Each time an app touches a file, the Linux operating system adds an entry to its disk cache. An app can create a file and delete it moments later but the cache entry remains. Linux clears entries from the cache as part of its normal operations but if apps touch files faster than the system clears unneeded slots, the cache keeps growing.

When the server was running slow, our disk cache had over 4 million entries. The entire Amion site has around 400,000 files and many of those are schedules from years long past that get viewed only rarely. Most of the entries in the cache pointed to temp files that no longer existed but hadn’t been cleared.

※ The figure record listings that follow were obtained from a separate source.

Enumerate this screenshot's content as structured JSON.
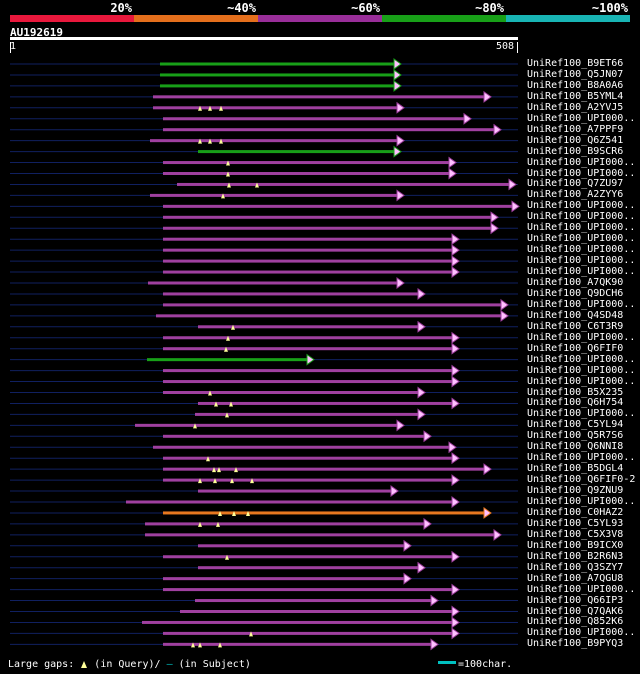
{
  "legend": {
    "labels": [
      "20%",
      "~40%",
      "~60%",
      "~80%",
      "~100%"
    ],
    "colors": [
      "#e8183c",
      "#e46f1c",
      "#992e99",
      "#18a018",
      "#18b4b4"
    ]
  },
  "query": {
    "id": "AU192619",
    "length_label": "508",
    "start_label": "1",
    "length": 508
  },
  "colors": {
    "background": "#000000",
    "track": "#102060",
    "identity_80": "#18a018",
    "identity_60": "#a040a0",
    "identity_40": "#e87820",
    "arrow_fill": "#ffc0ff",
    "gap_marker": "#ffff99"
  },
  "hits": [
    {
      "label": "UniRef100_B9ET66",
      "start": 150,
      "end": 390,
      "class": "g",
      "gaps": []
    },
    {
      "label": "UniRef100_Q5JN07",
      "start": 150,
      "end": 390,
      "class": "g",
      "gaps": []
    },
    {
      "label": "UniRef100_B8A0A6",
      "start": 150,
      "end": 390,
      "class": "g",
      "gaps": []
    },
    {
      "label": "UniRef100_B5YML4",
      "start": 143,
      "end": 480,
      "class": "p",
      "gaps": []
    },
    {
      "label": "UniRef100_A2YVJ5",
      "start": 143,
      "end": 393,
      "class": "p",
      "gaps": [
        190,
        200,
        211
      ]
    },
    {
      "label": "UniRef100_UPI000..",
      "start": 153,
      "end": 460,
      "class": "p",
      "gaps": []
    },
    {
      "label": "UniRef100_A7PPF9",
      "start": 153,
      "end": 490,
      "class": "p",
      "gaps": []
    },
    {
      "label": "UniRef100_Q6Z541",
      "start": 140,
      "end": 393,
      "class": "p",
      "gaps": [
        190,
        200,
        211
      ]
    },
    {
      "label": "UniRef100_B9SCR6",
      "start": 188,
      "end": 390,
      "class": "g",
      "gaps": []
    },
    {
      "label": "UniRef100_UPI000..",
      "start": 153,
      "end": 445,
      "class": "p",
      "gaps": [
        218
      ]
    },
    {
      "label": "UniRef100_UPI000..",
      "start": 153,
      "end": 445,
      "class": "p",
      "gaps": [
        218
      ]
    },
    {
      "label": "UniRef100_Q7ZU97",
      "start": 167,
      "end": 505,
      "class": "p",
      "gaps": [
        219,
        247
      ]
    },
    {
      "label": "UniRef100_A2ZYY6",
      "start": 140,
      "end": 393,
      "class": "p",
      "gaps": [
        213
      ]
    },
    {
      "label": "UniRef100_UPI000..",
      "start": 153,
      "end": 508,
      "class": "p",
      "gaps": []
    },
    {
      "label": "UniRef100_UPI000..",
      "start": 153,
      "end": 487,
      "class": "p",
      "gaps": []
    },
    {
      "label": "UniRef100_UPI000..",
      "start": 153,
      "end": 487,
      "class": "p",
      "gaps": []
    },
    {
      "label": "UniRef100_UPI000..",
      "start": 153,
      "end": 448,
      "class": "p",
      "gaps": []
    },
    {
      "label": "UniRef100_UPI000..",
      "start": 153,
      "end": 448,
      "class": "p",
      "gaps": []
    },
    {
      "label": "UniRef100_UPI000..",
      "start": 153,
      "end": 448,
      "class": "p",
      "gaps": []
    },
    {
      "label": "UniRef100_UPI000..",
      "start": 153,
      "end": 448,
      "class": "p",
      "gaps": []
    },
    {
      "label": "UniRef100_A7QK90",
      "start": 138,
      "end": 393,
      "class": "p",
      "gaps": []
    },
    {
      "label": "UniRef100_Q9DCH6",
      "start": 153,
      "end": 414,
      "class": "p",
      "gaps": []
    },
    {
      "label": "UniRef100_UPI000..",
      "start": 153,
      "end": 497,
      "class": "p",
      "gaps": []
    },
    {
      "label": "UniRef100_Q4SD48",
      "start": 146,
      "end": 497,
      "class": "p",
      "gaps": []
    },
    {
      "label": "UniRef100_C6T3R9",
      "start": 188,
      "end": 414,
      "class": "p",
      "gaps": [
        223
      ]
    },
    {
      "label": "UniRef100_UPI000..",
      "start": 153,
      "end": 448,
      "class": "p",
      "gaps": [
        218
      ]
    },
    {
      "label": "UniRef100_Q6FIF0",
      "start": 153,
      "end": 448,
      "class": "p",
      "gaps": [
        216
      ]
    },
    {
      "label": "UniRef100_UPI000..",
      "start": 137,
      "end": 303,
      "class": "g",
      "gaps": []
    },
    {
      "label": "UniRef100_UPI000..",
      "start": 153,
      "end": 448,
      "class": "p",
      "gaps": []
    },
    {
      "label": "UniRef100_UPI000..",
      "start": 153,
      "end": 448,
      "class": "p",
      "gaps": []
    },
    {
      "label": "UniRef100_B5X235",
      "start": 153,
      "end": 414,
      "class": "p",
      "gaps": [
        200
      ]
    },
    {
      "label": "UniRef100_Q6H754",
      "start": 188,
      "end": 448,
      "class": "p",
      "gaps": [
        206,
        221
      ]
    },
    {
      "label": "UniRef100_UPI000..",
      "start": 185,
      "end": 414,
      "class": "p",
      "gaps": [
        217
      ]
    },
    {
      "label": "UniRef100_C5YL94",
      "start": 125,
      "end": 393,
      "class": "p",
      "gaps": [
        185
      ]
    },
    {
      "label": "UniRef100_Q5R7S6",
      "start": 153,
      "end": 420,
      "class": "p",
      "gaps": []
    },
    {
      "label": "UniRef100_Q6NNI8",
      "start": 143,
      "end": 445,
      "class": "p",
      "gaps": []
    },
    {
      "label": "UniRef100_UPI000..",
      "start": 153,
      "end": 448,
      "class": "p",
      "gaps": [
        198
      ]
    },
    {
      "label": "UniRef100_B5DGL4",
      "start": 153,
      "end": 480,
      "class": "p",
      "gaps": [
        204,
        209,
        226
      ]
    },
    {
      "label": "UniRef100_Q6FIF0-2",
      "start": 153,
      "end": 448,
      "class": "p",
      "gaps": [
        190,
        205,
        222,
        242
      ]
    },
    {
      "label": "UniRef100_Q9ZNU9",
      "start": 188,
      "end": 387,
      "class": "p",
      "gaps": []
    },
    {
      "label": "UniRef100_UPI000..",
      "start": 116,
      "end": 448,
      "class": "p",
      "gaps": []
    },
    {
      "label": "UniRef100_C0HAZ2",
      "start": 153,
      "end": 480,
      "class": "o",
      "gaps": [
        210,
        224,
        238
      ]
    },
    {
      "label": "UniRef100_C5YL93",
      "start": 135,
      "end": 420,
      "class": "p",
      "gaps": [
        190,
        208
      ]
    },
    {
      "label": "UniRef100_C5X3V8",
      "start": 135,
      "end": 490,
      "class": "p",
      "gaps": []
    },
    {
      "label": "UniRef100_B9ICX0",
      "start": 188,
      "end": 400,
      "class": "p",
      "gaps": []
    },
    {
      "label": "UniRef100_B2R6N3",
      "start": 153,
      "end": 448,
      "class": "p",
      "gaps": [
        217
      ]
    },
    {
      "label": "UniRef100_Q3SZY7",
      "start": 188,
      "end": 414,
      "class": "p",
      "gaps": []
    },
    {
      "label": "UniRef100_A7QGU8",
      "start": 153,
      "end": 400,
      "class": "p",
      "gaps": []
    },
    {
      "label": "UniRef100_UPI000..",
      "start": 153,
      "end": 448,
      "class": "p",
      "gaps": []
    },
    {
      "label": "UniRef100_Q66IP3",
      "start": 185,
      "end": 427,
      "class": "p",
      "gaps": []
    },
    {
      "label": "UniRef100_Q7QAK6",
      "start": 170,
      "end": 448,
      "class": "p",
      "gaps": []
    },
    {
      "label": "UniRef100_Q852K6",
      "start": 132,
      "end": 448,
      "class": "p",
      "gaps": []
    },
    {
      "label": "UniRef100_UPI000..",
      "start": 153,
      "end": 448,
      "class": "p",
      "gaps": [
        241
      ]
    },
    {
      "label": "UniRef100_B9PYQ3",
      "start": 153,
      "end": 427,
      "class": "p",
      "gaps": [
        183,
        190,
        210
      ]
    }
  ],
  "footer": {
    "left_prefix": "Large gaps:",
    "left_query": "(in Query)/",
    "left_dash": "–",
    "left_subject": " (in Subject)",
    "right_label": "=100char."
  }
}
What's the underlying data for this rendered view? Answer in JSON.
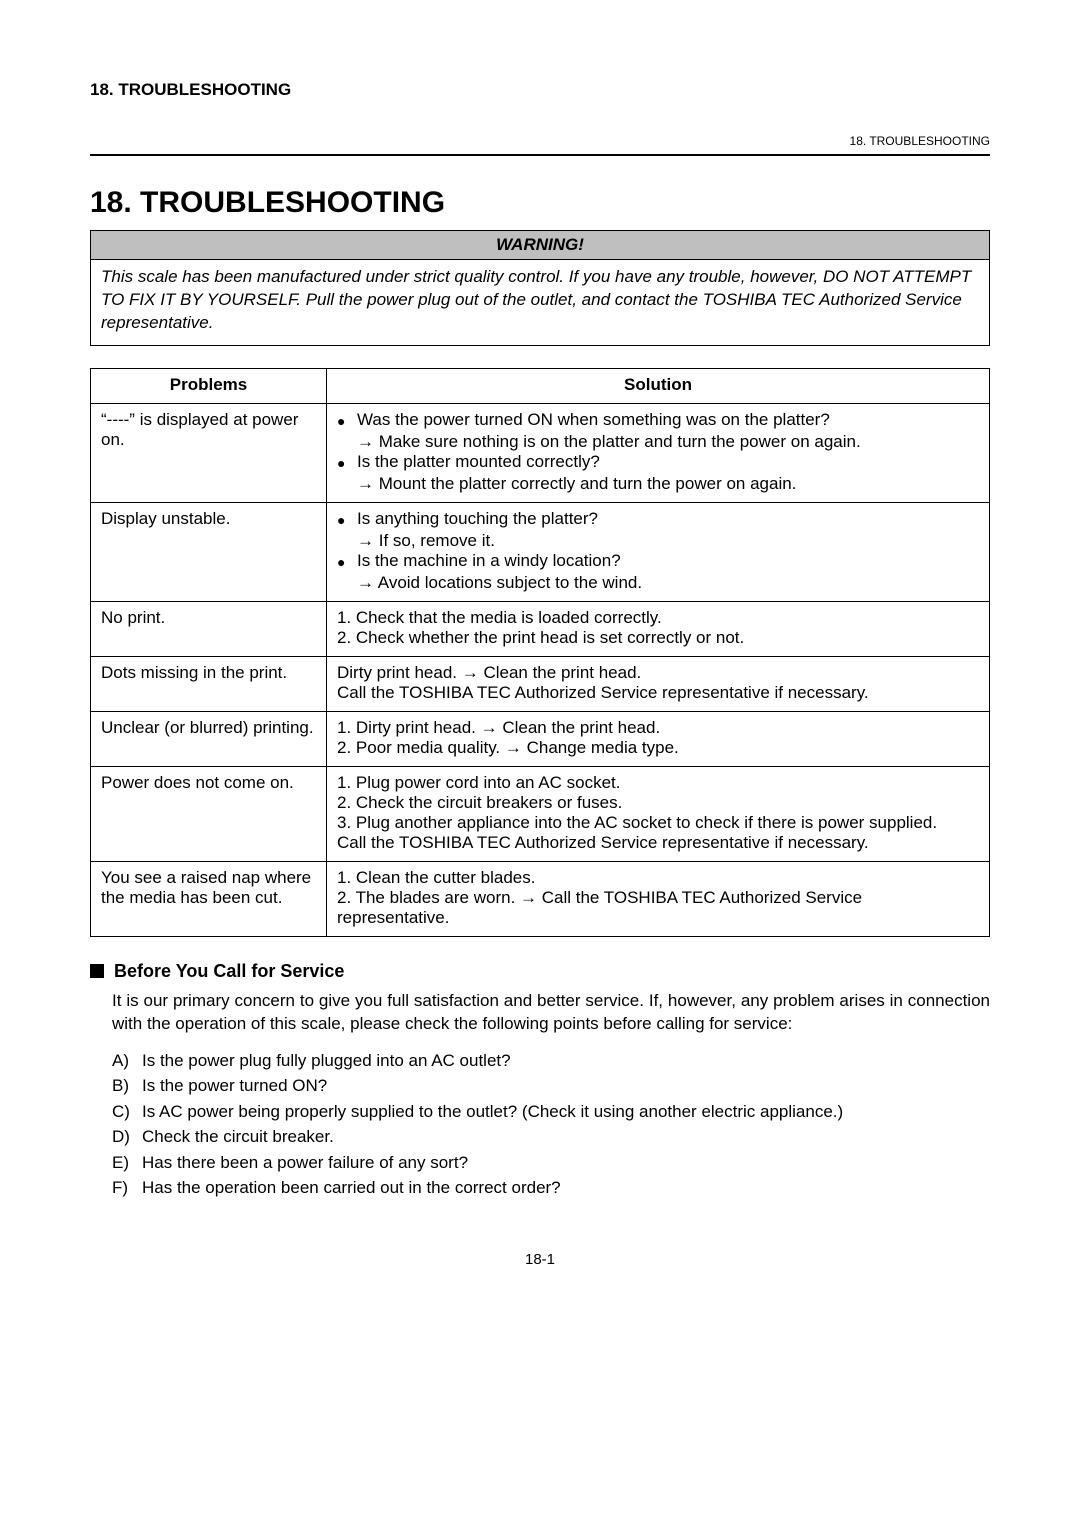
{
  "top_header": "18. TROUBLESHOOTING",
  "small_header": "18.  TROUBLESHOOTING",
  "main_title": "18.  TROUBLESHOOTING",
  "warning": {
    "title": "WARNING!",
    "body": "This scale has been manufactured under strict quality control.  If you have any trouble, however, DO NOT ATTEMPT TO FIX IT BY YOURSELF.  Pull the power plug out of the outlet, and contact the TOSHIBA TEC Authorized Service representative."
  },
  "table": {
    "headers": {
      "problems": "Problems",
      "solution": "Solution"
    },
    "rows": [
      {
        "problem": "“----” is displayed at power on.",
        "solution_bullets": [
          {
            "q": "Was the power turned ON when something was on the platter?",
            "a": "→ Make sure nothing is on the platter and turn the power on again."
          },
          {
            "q": "Is the platter mounted correctly?",
            "a": "→ Mount the platter correctly and turn the power on again."
          }
        ]
      },
      {
        "problem": "Display unstable.",
        "solution_bullets": [
          {
            "q": "Is anything touching the platter?",
            "a": "→ If so, remove it."
          },
          {
            "q": "Is the machine in a windy location?",
            "a": "→ Avoid locations subject to the wind."
          }
        ]
      },
      {
        "problem": "No print.",
        "solution_lines": [
          "1.  Check that the media is loaded correctly.",
          "2.  Check whether the print head is set correctly or not."
        ]
      },
      {
        "problem": "Dots missing in the print.",
        "solution_lines": [
          "Dirty print head. → Clean the print head.",
          "Call the TOSHIBA TEC Authorized Service representative if necessary."
        ]
      },
      {
        "problem": "Unclear (or blurred) printing.",
        "solution_lines": [
          "1.  Dirty print head. → Clean the print head.",
          "2.  Poor media quality. → Change media type."
        ]
      },
      {
        "problem": "Power does not come on.",
        "solution_lines": [
          "1.  Plug power cord into an AC socket.",
          "2.  Check the circuit breakers or fuses.",
          "3.  Plug another appliance into the AC socket to check if there is power supplied.",
          "Call the TOSHIBA TEC Authorized Service representative if necessary."
        ]
      },
      {
        "problem": "You see a raised nap where the media has been cut.",
        "solution_lines": [
          "1.  Clean the cutter blades.",
          "2.  The blades are worn. → Call the TOSHIBA TEC Authorized Service representative."
        ]
      }
    ]
  },
  "before_service": {
    "title": "Before You Call for Service",
    "intro": "It is our primary concern to give you full satisfaction and better service.  If, however, any problem arises in connection with the operation of this scale, please check the following points before calling for service:",
    "items": [
      {
        "label": "A)",
        "text": "Is the power plug fully plugged into an AC outlet?"
      },
      {
        "label": "B)",
        "text": "Is the power turned ON?"
      },
      {
        "label": "C)",
        "text": "Is AC power being properly supplied to the outlet?  (Check it using another electric appliance.)"
      },
      {
        "label": "D)",
        "text": "Check the circuit breaker."
      },
      {
        "label": "E)",
        "text": "Has there been a power failure of any sort?"
      },
      {
        "label": "F)",
        "text": "Has the operation been carried out in the correct order?"
      }
    ]
  },
  "page_number": "18-1"
}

The cache consumed an outsized portion of the system memory, leaving too little for normal operations. The system would compensate by using disk space as temporary memory but moving data to and from disk is slow. Once the system slowed, jobs started backing up and it would then have to spend yet more time switching between the many tasks. The system ended up spending most of its time moving memory and task switching and too little time executing the tasks it's meant to run.

We’re confident the problem has been fully resolved but we have further infrastructure improvements in the works. We will be moving to a new server in the next few days. The new server will have updated system libraries and programs that should minimize or eliminate the disk cache problem altogether.

We plan to run the ‘ocs’ server app under FastCGI to reduce system overhead. We will update and improve Amion2.com, the mirror site that runs out of a different data center, so that it is a more reliable backup should our primary server become slow or unavailable. We also plan to discuss architectural changes so that Amion will be ready to handle the next several years of growth.